Darlene Duncan made a comment on my blog yesterday that I loved.
“A comment without explanation does not help towards understanding or improvement.”
The goal of a critique should be to move towards improvement through understanding, that is what makes it different from a criticism.
I tell people all the time that there is not a wrong way to create, you should just start and do it. It occurred to me that this comment might seem in direct conflict with the idea of critique, and might be in need of further explanation.
Improvement is a subjective standard. When critiquing your artwork, it is important to understand the goal or ideal that you have in mind. Do you want to be the next Rembrandt or the next Picasso, or maybe the next Arina Tanemura. How you would improve when working towards those goals is vastly different. When I say that there is not a wrong way to create, what I mean is that all styles are valid.
So if I want to improve my drawing, How do I go about doing that?
Both of these eyes were drawn from the same source.
Each of us translated the same image into what was important to us. Yet on each of them there is something that differs from the original. I learned that Anime eyes are often open edged, that the pupils are even larger than I thought and high lights do have a hard edge.
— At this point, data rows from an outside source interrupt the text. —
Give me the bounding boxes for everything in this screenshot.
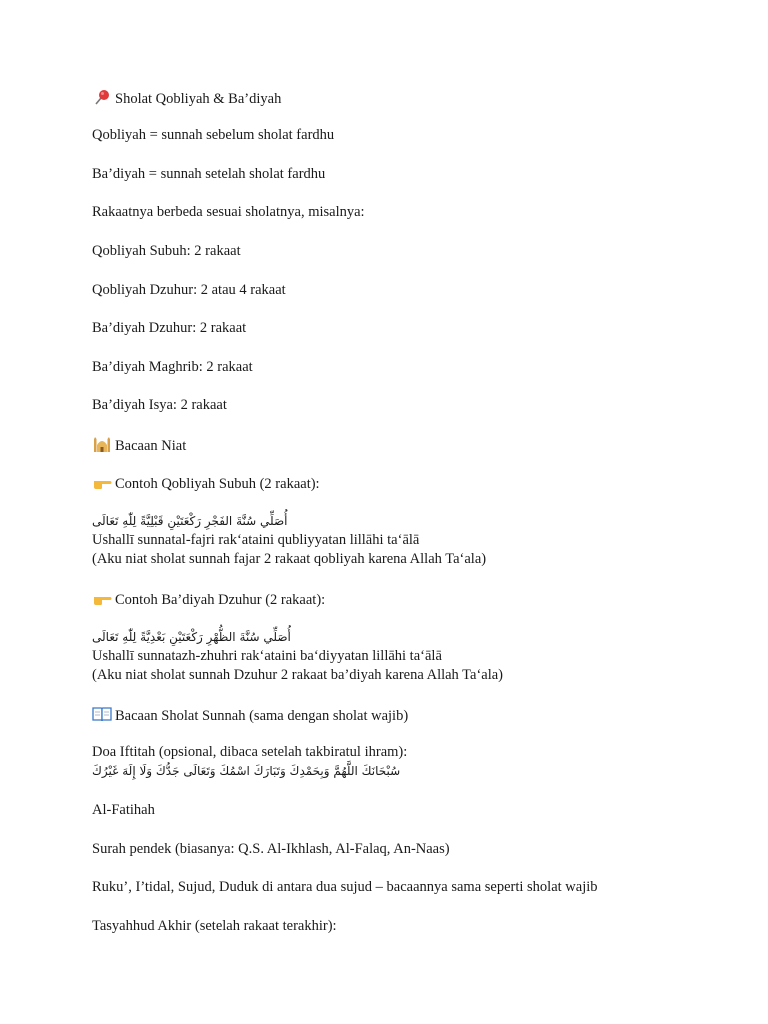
list-item: Ba’diyah Maghrib: 2 rakaat	[92, 359, 253, 375]
list-item: Qobliyah Subuh: 2 rakaat	[92, 243, 241, 259]
niat-arabic-subuh: أُصَلِّي سُنَّةَ الفَجْرِ رَكْعَتَيْنِ قَبْلِيَّةً لِلّٰهِ تَعَالَى	[92, 514, 288, 528]
surah-pendek: Surah pendek (biasanya: Q.S. Al-Ikhlash, Al-Falaq, An-Naas)	[92, 841, 450, 857]
niat-meaning-subuh: (Aku niat sholat sunnah fajar 2 rakaat qobliyah karena Allah Ta‘ala)	[92, 551, 487, 567]
example-badiyah-dzuhur-title: Contoh Ba’diyah Dzuhur (2 rakaat):	[92, 589, 325, 609]
fatihah-label: Al-Fatihah	[92, 802, 155, 818]
heading-qobliyah-badiyah: Sholat Qobliyah & Ba’diyah	[92, 88, 281, 108]
niat-arabic-dzuhur: أُصَلِّي سُنَّةَ الظُّهْرِ رَكْعَتَيْنِ بَعْدِيَّةً لِلّٰهِ تَعَالَى	[92, 630, 291, 644]
pointing-hand-icon	[92, 473, 112, 491]
heading-bacaan-sholat: Bacaan Sholat Sunnah (sama dengan sholat wajib)	[92, 705, 408, 725]
rakaat-intro: Rakaatnya berbeda sesuai sholatnya, misalnya:	[92, 204, 365, 220]
niat-meaning-dzuhur: (Aku niat sholat sunnah Dzuhur 2 rakaat ba’diyah karena Allah Ta‘ala)	[92, 667, 504, 683]
ruku-note: Ruku’, I’tidal, Sujud, Duduk di antara dua sujud – bacaannya sama seperti sholat wajib	[92, 879, 598, 895]
open-book-icon	[92, 705, 112, 723]
niat-latin-subuh: Ushallī sunnatal-fajri rak‘ataini qubliyyatan lillāhi ta‘ālā	[92, 532, 420, 548]
list-item: Ba’diyah Dzuhur: 2 rakaat	[92, 320, 247, 336]
pushpin-icon	[92, 88, 112, 106]
heading-bacaan-niat: Bacaan Niat	[92, 435, 186, 455]
pointing-hand-icon	[92, 589, 112, 607]
mosque-icon	[92, 435, 112, 453]
list-item: Ba’diyah Isya: 2 rakaat	[92, 397, 227, 413]
example-qobliyah-subuh-title: Contoh Qobliyah Subuh (2 rakaat):	[92, 473, 320, 493]
niat-latin-dzuhur: Ushallī sunnatazh-zhuhri rak‘ataini ba‘diyyatan lillāhi ta‘ālā	[92, 648, 442, 664]
definition-badiyah: Ba’diyah = sunnah setelah sholat fardhu	[92, 166, 326, 182]
iftitah-arabic: سُبْحَانَكَ اللَّهُمَّ وَبِحَمْدِكَ وَتَبَارَكَ اسْمُكَ وَتَعَالَى جَدُّكَ وَلَا إِلَهَ غَيْرُكَ	[92, 764, 401, 778]
list-item: Qobliyah Dzuhur: 2 atau 4 rakaat	[92, 282, 286, 298]
iftitah-title: Doa Iftitah (opsional, dibaca setelah takbiratul ihram):	[92, 744, 408, 760]
tasyahhud-title: Tasyahhud Akhir (setelah rakaat terakhir):	[92, 918, 337, 934]
definition-qobliyah: Qobliyah = sunnah sebelum sholat fardhu	[92, 127, 335, 143]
I have spent years working on making highlights without hard edges, so I did not notice that it has one, and I can say that I would choose to put one.
So if what I mean by improving is to make the eye more in an anime style, the biggest changes I would make would be in the overall shape of the eye.
What I had sketched in as the whole eyeball is close to the size of the pupil, but taller and narrower, while the eyelid slants down more. By taking the time to look at what I had drawn in comparison to what I was working from, I gained an understanding of how and why mine differed from the original. Once I have that understanding, I can choose to either make mine more like the original or just draw eyes in my own way.
None of this changes the fact that I was happy with my original eye, and the fact that my eye was different from the one I was working from does not mean my eye was wrong.
I still maintain that the best way to learn to draw is by picking up something that makes marks, and using it to make marks. and enjoy the process because it is not a matter or right and wrong, it is a matter of learning and understanding. The learning and understanding will lead to improvement.